Friday, August 12, 2011

Ein od milvado



"In the heavens above and on the earth below, there is nothing but Him."

It says that the heavens are mentioned first, because it is easier to conceive that there is only Hashem in the spiritual worlds, since they are far away from us conceptually, such that "the spiritual" is some abstract concept anyway, so that it's possible to imagine that all there is "up there" is just G-d or G-dliness or "mind of G-d" or some other such fuzzy idea.

But our world -- it's much more difficult to comprehend how it can be said about it that there is nothing but G-d.

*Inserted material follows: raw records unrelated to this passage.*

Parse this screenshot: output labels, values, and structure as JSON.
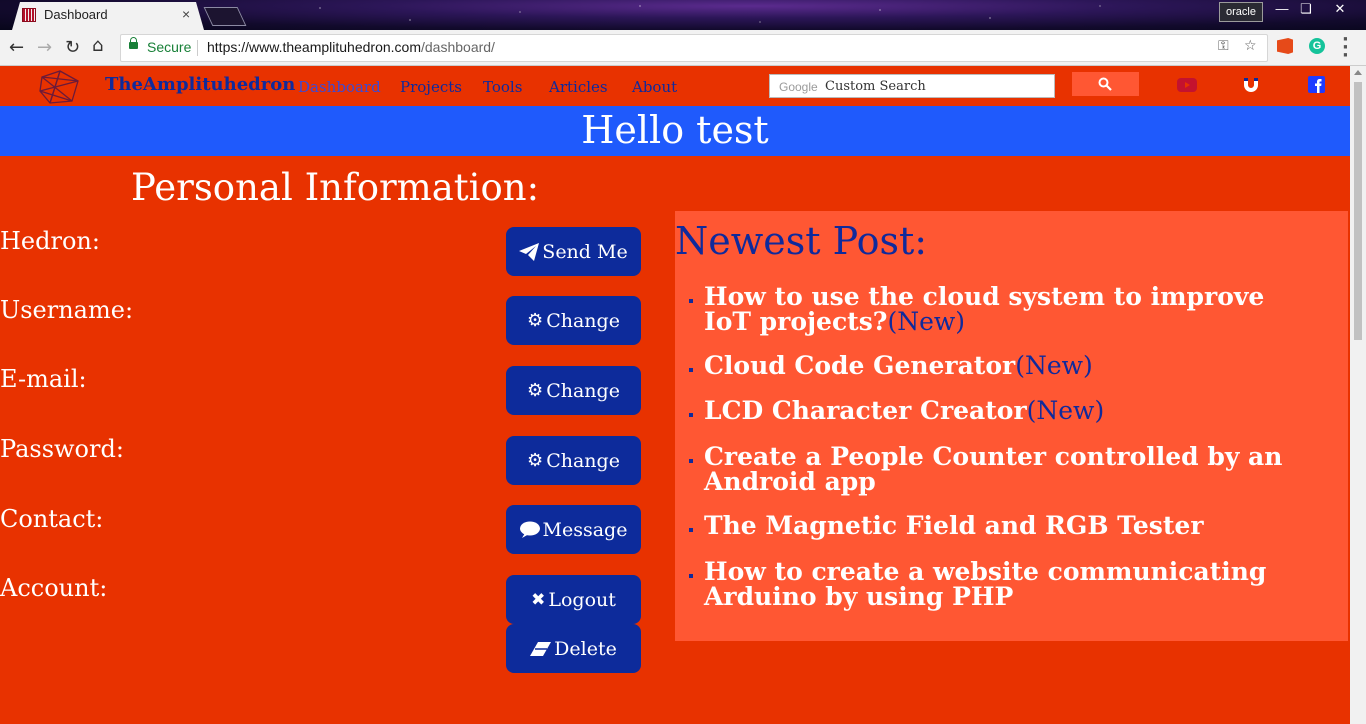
{
  "browser": {
    "tab_title": "Dashboard",
    "tab_close": "×",
    "profile": "oracle",
    "secure_label": "Secure",
    "url_host": "https://www.theamplituhedron.com",
    "url_path": "/dashboard/"
  },
  "site": {
    "brand": "TheAmplituhedron",
    "nav": [
      {
        "label": "Dashboard",
        "active": true
      },
      {
        "label": "Projects"
      },
      {
        "label": "Tools"
      },
      {
        "label": "Articles"
      },
      {
        "label": "About"
      }
    ],
    "search": {
      "google": "Google",
      "placeholder": "Custom Search"
    },
    "social_icons": [
      "youtube-icon",
      "magnet-icon",
      "facebook-icon"
    ],
    "colors": {
      "page": "#e83200",
      "band": "#1f5afc",
      "accent": "#ff5733",
      "button": "#0d2b9b",
      "link": "#0f2a9c"
    }
  },
  "greeting": "Hello test",
  "personal": {
    "title": "Personal Information:",
    "fields": [
      {
        "label": "Hedron:",
        "button": "Send Me",
        "icon": "paper-plane-icon"
      },
      {
        "label": "Username:",
        "button": "Change",
        "icon": "gear-icon"
      },
      {
        "label": "E-mail:",
        "button": "Change",
        "icon": "gear-icon"
      },
      {
        "label": "Password:",
        "button": "Change",
        "icon": "gear-icon"
      },
      {
        "label": "Contact:",
        "button": "Message",
        "icon": "speech-bubble-icon"
      },
      {
        "label": "Account:",
        "button": "Logout",
        "icon": "close-icon"
      }
    ],
    "delete_button": "Delete"
  },
  "newest": {
    "title": "Newest Post:",
    "new_tag": "(New)",
    "posts": [
      {
        "title": "How to use the cloud system to improve IoT projects?",
        "is_new": true
      },
      {
        "title": "Cloud Code Generator",
        "is_new": true
      },
      {
        "title": "LCD Character Creator",
        "is_new": true
      },
      {
        "title": "Create a People Counter controlled by an Android app",
        "is_new": false
      },
      {
        "title": "The Magnetic Field and RGB Tester",
        "is_new": false
      },
      {
        "title": "How to create a website communicating Arduino by using PHP",
        "is_new": false
      }
    ]
  }
}
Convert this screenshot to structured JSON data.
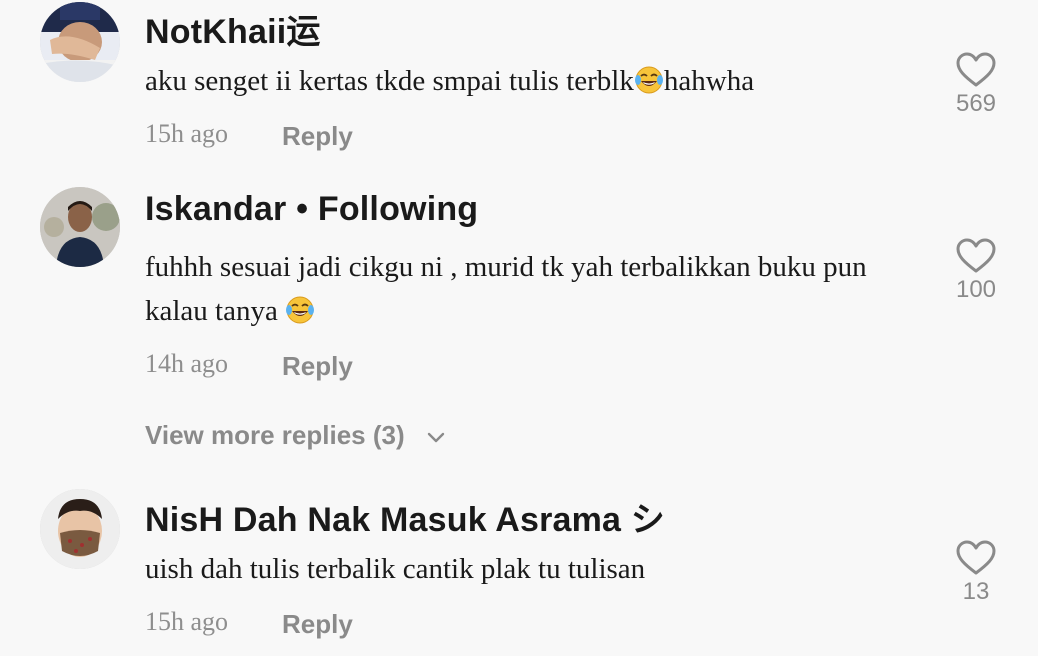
{
  "comments": [
    {
      "username": "NotKhaii运",
      "text_before_emoji": "aku senget ii kertas tkde smpai tulis terblk",
      "text_after_emoji": "hahwha",
      "emoji": "face-with-tears-of-joy",
      "time": "15h ago",
      "reply_label": "Reply",
      "likes": "569"
    },
    {
      "username": "Iskandar • Following",
      "text_before_emoji": "fuhhh sesuai jadi cikgu ni , murid tk yah terbalikkan buku pun kalau tanya ",
      "text_after_emoji": "",
      "emoji": "face-with-tears-of-joy",
      "time": "14h ago",
      "reply_label": "Reply",
      "likes": "100",
      "view_more_label": "View more replies (3)"
    },
    {
      "username": "NisH Dah Nak Masuk Asrama シ",
      "text": "uish dah tulis terbalik cantik plak tu tulisan",
      "time": "15h ago",
      "reply_label": "Reply",
      "likes": "13"
    }
  ],
  "icons": {
    "like": "heart-outline-icon",
    "expand": "chevron-down-icon",
    "emoji": "face-with-tears-of-joy"
  },
  "colors": {
    "background": "#f8f8f8",
    "username": "#1a1a1a",
    "secondary_text": "#8a8a8a"
  }
}
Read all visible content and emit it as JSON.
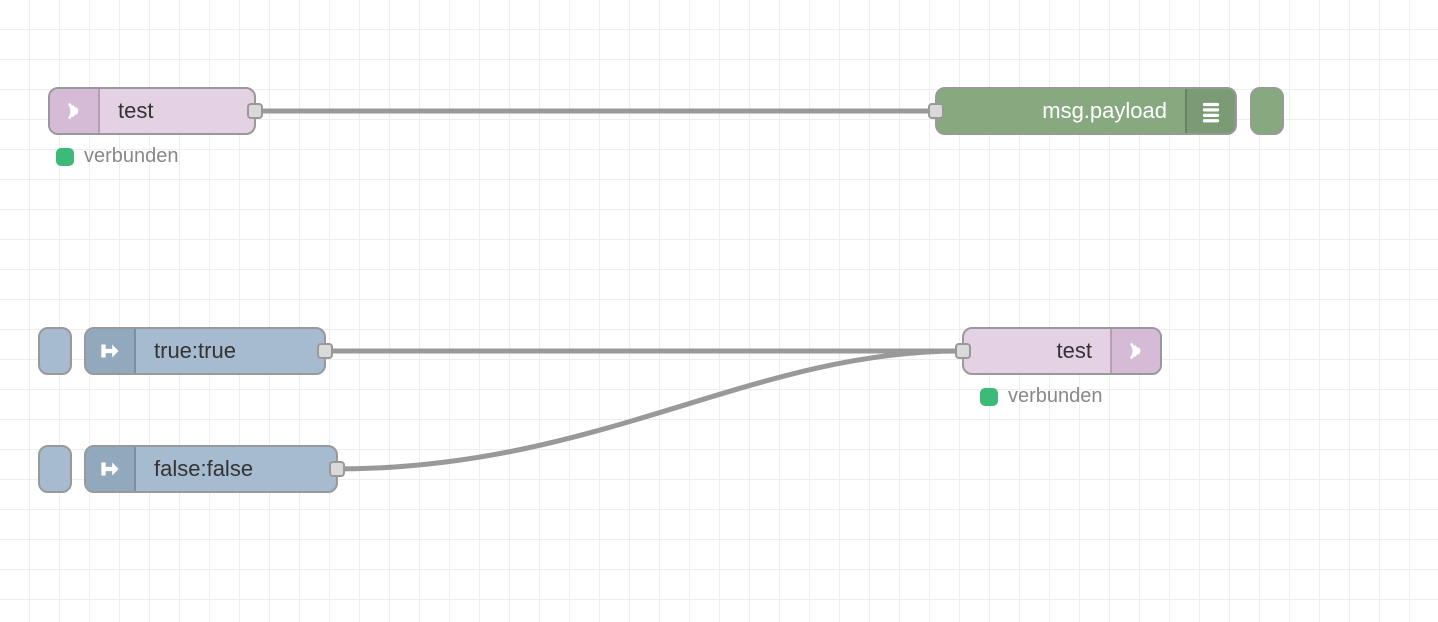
{
  "nodes": {
    "mqtt_in": {
      "label": "test",
      "status": "verbunden",
      "type": "mqtt-in"
    },
    "debug": {
      "label": "msg.payload",
      "type": "debug"
    },
    "inject_true": {
      "label": "true:true",
      "type": "inject"
    },
    "inject_false": {
      "label": "false:false",
      "type": "inject"
    },
    "mqtt_out": {
      "label": "test",
      "status": "verbunden",
      "type": "mqtt-out"
    }
  },
  "colors": {
    "status_connected": "#3eba78",
    "wire": "#999999"
  },
  "wires": [
    {
      "from": "mqtt_in",
      "to": "debug"
    },
    {
      "from": "inject_true",
      "to": "mqtt_out"
    },
    {
      "from": "inject_false",
      "to": "mqtt_out"
    }
  ]
}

What about the sky, the leaves, the ground, the annoying construction company that will turn off the water in the area 11 pm to 5 am on Friday night? Surely, they exist!

So, many explanations can be brought from Kabbala, Chassidus, philosophy, but one can also think of it in a simple way, due to the contributions of modern science.

Modern science tells us that everything is emptiness. Not for the most part, but in reality. As the famous fantasy writer Terry Pratchet put it (I will find the exact quote later), most of the universe is empty, because most of its existence consists of keeping tabs on those parts which are not empty. And this doesn't just means the expanses of space between the galaxies. I mean, inside the chair you're sitting on, most of the space is just "instructions" on how the elementary particles should interact with each other.

But those "instructions" come themselves from the properties of the particles. (The way I put it to someone: let's say you have an observation of a law that if you have a skinhead and a hippy meeting in a street, they will always get in a fight. Now, is this law "imposed" on the hippy and the skinhead from the outside, or is it a sequence of their properties ["skinheads hate pacifists" and "hippies hate racists"]? It would seem the latter.)

And those properties -- what are they properties of? It seems that they are just properties of empty pieces of space. These properties interact with each other; they get assigned to other pieces of space; the pieces of space they were assigned to get other properties, and so on.

Now we have to bring in Chassidus and to say that everything is created every second ex nihilo, by G-d. So, every single moment aspect of space-time is created by G-d, and He assigns to every single aspect of space certain properties, which interact (according to the laws that He set up) with each other in time.